Le cheval de trait est un cheval des plus polyvalents, attelé et monté, que l’on peut l’utiliser avec même « très peu de moyens »…, sans selle, avec un simple licol !! Le cheval populaire par excellence ! Nul besoin de matériel à je ne sais quel prix, plus cher que sa monture.
Non ! Un ‘bon’ licol et c’est tout !! J’insiste d’ailleurs tous les ans, pour faire une virée parisienne au défilé du salon du cheval, comme en 2003, à cru, avec juste un licol/bride par sécurité, mais rien de plus au niveau de l’investissement de matériel de base. Cela peut suffire amplement pour commencer à se faire plaisir à cheval.

C’est le message que je tiens à faire passer à tout prix en faisant de tel défilé, le cheval le plus « nu » possible, et pourtant les mêmes plaisirs, sinon plus, que tout autre cavalier en harmonie avec sa monture ! Je rajouterais même que ce défilé se faisant le dernier dimanche du mois de novembre, donc avec des températures assez basses, les autres cavaliers équipés d’une selle ont sûrement moins chaud que moi qui suis en contact direct avec une température animale constante de 38°C ! 😉 C’est l’option grand confort, avec assise chauffante, très pratique en hiver !
Autre confort, la masse musculaire de nos « gros » justement. Elle enrobe généralement assez bien toute la colonne vertébrale, désagréable chez la plupart des chevaux de selle montés à cru.
L’assise est même souvent bien plus importante que n’importe quelle selle, bien mieux rembourrée, et surtout bien plus « naturelle » !

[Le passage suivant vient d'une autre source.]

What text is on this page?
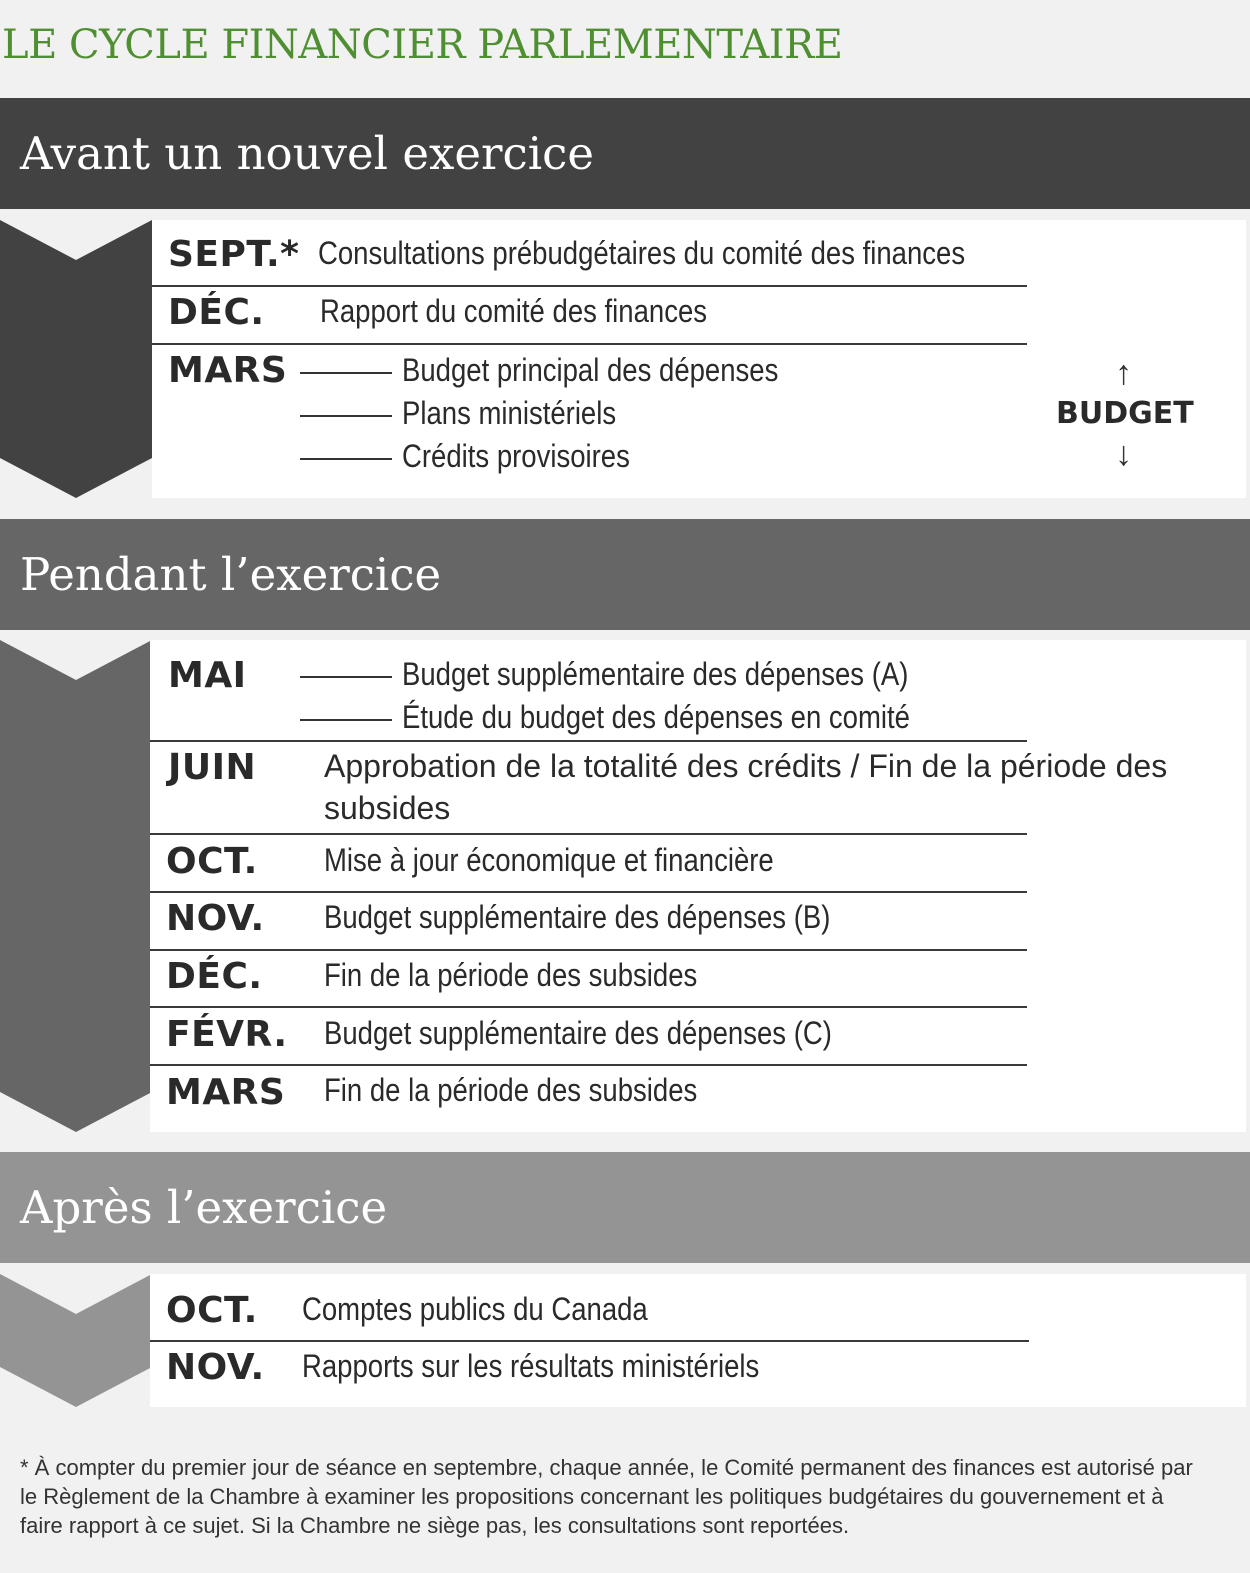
LE CYCLE FINANCIER PARLEMENTAIRE
Avant un nouvel exercice
SEPT.* Consultations prébudgétaires du comité des finances
DÉC. Rapport du comité des finances
MARS	Budget principal des dépenses
Plans ministériels
Crédits provisoires
↑
BUDGET
↓
Pendant l’exercice
MAI	Budget supplémentaire des dépenses (A)
Étude du budget des dépenses en comité
JUIN Approbation de la totalité des crédits / Fin de la période des subsides
OCT. Mise à jour économique et financière
NOV. Budget supplémentaire des dépenses (B)
DÉC. Fin de la période des subsides
FÉVR. Budget supplémentaire des dépenses (C)
MARS Fin de la période des subsides
Après l’exercice
OCT. Comptes publics du Canada
NOV. Rapports sur les résultats ministériels
* À compter du premier jour de séance en septembre, chaque année, le Comité permanent des finances est autorisé par le Règlement de la Chambre à examiner les propositions concernant les politiques budgétaires du gouvernement et à faire rapport à ce sujet. Si la Chambre ne siège pas, les consultations sont reportées.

Il est vrai que monter à cru peut également provoquer des irritations, mais absolument pas les mêmes qu’avec l’utilisation de la selle. Ainsi, si les pantalons d’équitation sont renforcés à certains endroits comme l’assise, et l’intérieur des jambes, c’est justement à cause de la selle. Avec les étriers, nous sommes tentés de nous mettre en équilibre au dessus de la selle à certains moments, comme lors du trot en levé par exemple, avec une phase assise et la suivante en suspension. C’est l’alternance de ces deux phases qui provoque souvent l’irritation et impose ainsi l’ajout de pièces en bas du « froc ».

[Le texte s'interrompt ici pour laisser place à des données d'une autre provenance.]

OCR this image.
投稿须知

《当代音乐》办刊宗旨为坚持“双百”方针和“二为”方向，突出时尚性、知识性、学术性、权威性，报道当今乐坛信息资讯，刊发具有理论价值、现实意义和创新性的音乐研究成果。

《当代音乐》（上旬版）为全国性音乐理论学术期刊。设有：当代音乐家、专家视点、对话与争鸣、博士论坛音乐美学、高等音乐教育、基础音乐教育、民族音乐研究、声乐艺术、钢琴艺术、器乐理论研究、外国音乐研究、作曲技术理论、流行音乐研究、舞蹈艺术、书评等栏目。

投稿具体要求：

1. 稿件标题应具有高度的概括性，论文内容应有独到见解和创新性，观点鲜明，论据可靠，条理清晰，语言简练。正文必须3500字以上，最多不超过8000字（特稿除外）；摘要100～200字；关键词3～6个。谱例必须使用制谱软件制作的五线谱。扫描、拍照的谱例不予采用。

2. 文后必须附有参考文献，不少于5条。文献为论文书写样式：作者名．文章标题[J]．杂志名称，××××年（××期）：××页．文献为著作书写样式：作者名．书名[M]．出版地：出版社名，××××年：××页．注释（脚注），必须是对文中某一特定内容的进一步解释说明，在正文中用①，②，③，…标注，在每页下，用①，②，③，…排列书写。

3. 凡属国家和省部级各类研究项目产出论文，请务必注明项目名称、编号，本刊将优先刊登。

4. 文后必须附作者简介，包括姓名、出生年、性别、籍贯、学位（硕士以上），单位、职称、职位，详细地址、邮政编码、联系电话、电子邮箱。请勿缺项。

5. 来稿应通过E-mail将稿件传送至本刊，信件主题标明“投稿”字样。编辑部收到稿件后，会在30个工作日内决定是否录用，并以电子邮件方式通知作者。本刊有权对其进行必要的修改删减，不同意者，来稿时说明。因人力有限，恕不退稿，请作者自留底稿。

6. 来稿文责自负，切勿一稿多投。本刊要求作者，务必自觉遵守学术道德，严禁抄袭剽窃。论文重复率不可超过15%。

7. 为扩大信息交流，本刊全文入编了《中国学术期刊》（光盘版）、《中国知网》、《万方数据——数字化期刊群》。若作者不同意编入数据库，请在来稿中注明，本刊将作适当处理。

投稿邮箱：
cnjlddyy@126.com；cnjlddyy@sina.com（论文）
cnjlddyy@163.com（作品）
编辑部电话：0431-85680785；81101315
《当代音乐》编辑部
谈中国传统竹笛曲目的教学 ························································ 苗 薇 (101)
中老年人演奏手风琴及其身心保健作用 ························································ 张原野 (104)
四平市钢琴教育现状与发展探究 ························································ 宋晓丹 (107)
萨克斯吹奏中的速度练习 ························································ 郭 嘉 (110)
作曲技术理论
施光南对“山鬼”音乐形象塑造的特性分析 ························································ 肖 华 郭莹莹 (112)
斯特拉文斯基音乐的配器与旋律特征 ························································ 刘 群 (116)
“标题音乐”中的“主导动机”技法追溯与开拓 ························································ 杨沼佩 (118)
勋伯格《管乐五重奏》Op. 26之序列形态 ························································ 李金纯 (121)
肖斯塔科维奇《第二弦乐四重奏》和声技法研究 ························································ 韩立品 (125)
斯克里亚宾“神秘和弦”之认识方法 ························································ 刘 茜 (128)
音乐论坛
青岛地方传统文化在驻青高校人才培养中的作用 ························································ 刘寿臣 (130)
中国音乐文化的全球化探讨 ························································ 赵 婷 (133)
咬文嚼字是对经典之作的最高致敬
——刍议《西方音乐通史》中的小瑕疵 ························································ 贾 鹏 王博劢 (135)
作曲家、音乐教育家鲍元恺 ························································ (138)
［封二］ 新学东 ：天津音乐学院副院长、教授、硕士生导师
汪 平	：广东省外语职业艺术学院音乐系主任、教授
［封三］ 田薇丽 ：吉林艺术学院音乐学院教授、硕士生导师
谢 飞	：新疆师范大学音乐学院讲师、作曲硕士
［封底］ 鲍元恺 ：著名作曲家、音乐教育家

Encore une fois, le fait d’être à cru et de rester assis en permanence, supprime le moment où l’on s’assoit à nouveau, ce geste précis qui pose problème.
Pour l’intérieur des cuisses, c’est principalement le frottement des étrivières et de leur fixation (le couteau), qui provoque par pincement entre les deux parois de cuir, ou friction, l’irritation tant redoutée, imposant donc le renforcement de l’épaisseur du pantalon à l’intérieur des cuisses et des mollets. Supprimez les étrivières, encore une fois inexistantes à cru, ou la selle complète, et vous supprimez également ces problèmes. La « robe » de nos chevaux, vivante et douce, n’a généralement rien à voir avec du papier de verre, ce qui n’est pas forcément le cas du matériel tel qu’une selle en mauvais état.

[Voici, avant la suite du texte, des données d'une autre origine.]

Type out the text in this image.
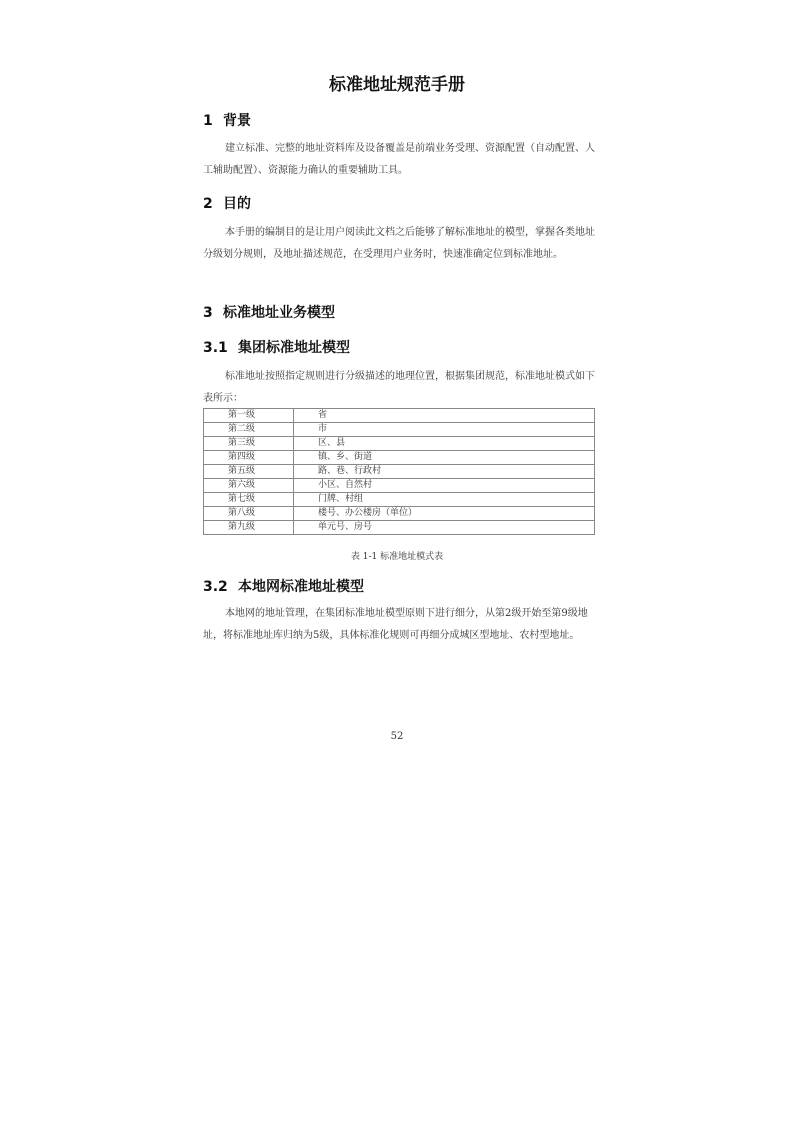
标准地址规范手册
1 背景

建立标准、完整的地址资料库及设备覆盖是前端业务受理、资源配置（自动配置、人工辅助配置）、资源能力确认的重要辅助工具。

2 目的

本手册的编制目的是让用户阅读此文档之后能够了解标准地址的模型，掌握各类地址分级划分规则，及地址描述规范，在受理用户业务时，快速准确定位到标准地址。

3 标准地址业务模型
3.1 集团标准地址模型

标准地址按照指定规则进行分级描述的地理位置，根据集团规范，标准地址模式如下表所示：

第一级	省
第二级	市
第三级	区、县
第四级	镇、乡、街道
第五级	路、巷、行政村
第六级	小区、自然村
第七级	门牌、村组
第八级	楼号、办公楼房（单位）
第九级	单元号、房号
表 1-1 标准地址模式表
3.2 本地网标准地址模型

本地网的地址管理，在集团标准地址模型原则下进行细分，从第2级开始至第9级地址，将标准地址库归纳为5级，具体标准化规则可再细分成城区型地址、农村型地址。

52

Le seul réel soucis de frottement que je connais à ce jour avec la monte à cru, est celui des coutures de vêtements à l’entrejambe, dû souvent à une mauvaise conception des sous-vêtements et à l’emplacement des coutures de ceux-ci. Des sous-vêtements adaptés à ce problème existent donc, mais là encore, éliminons ces vêtements, et nous éliminons le seul réel problème que je connaisse avec la monte à cru.

Çà y est, nous sommes à cheval, à cru et nu !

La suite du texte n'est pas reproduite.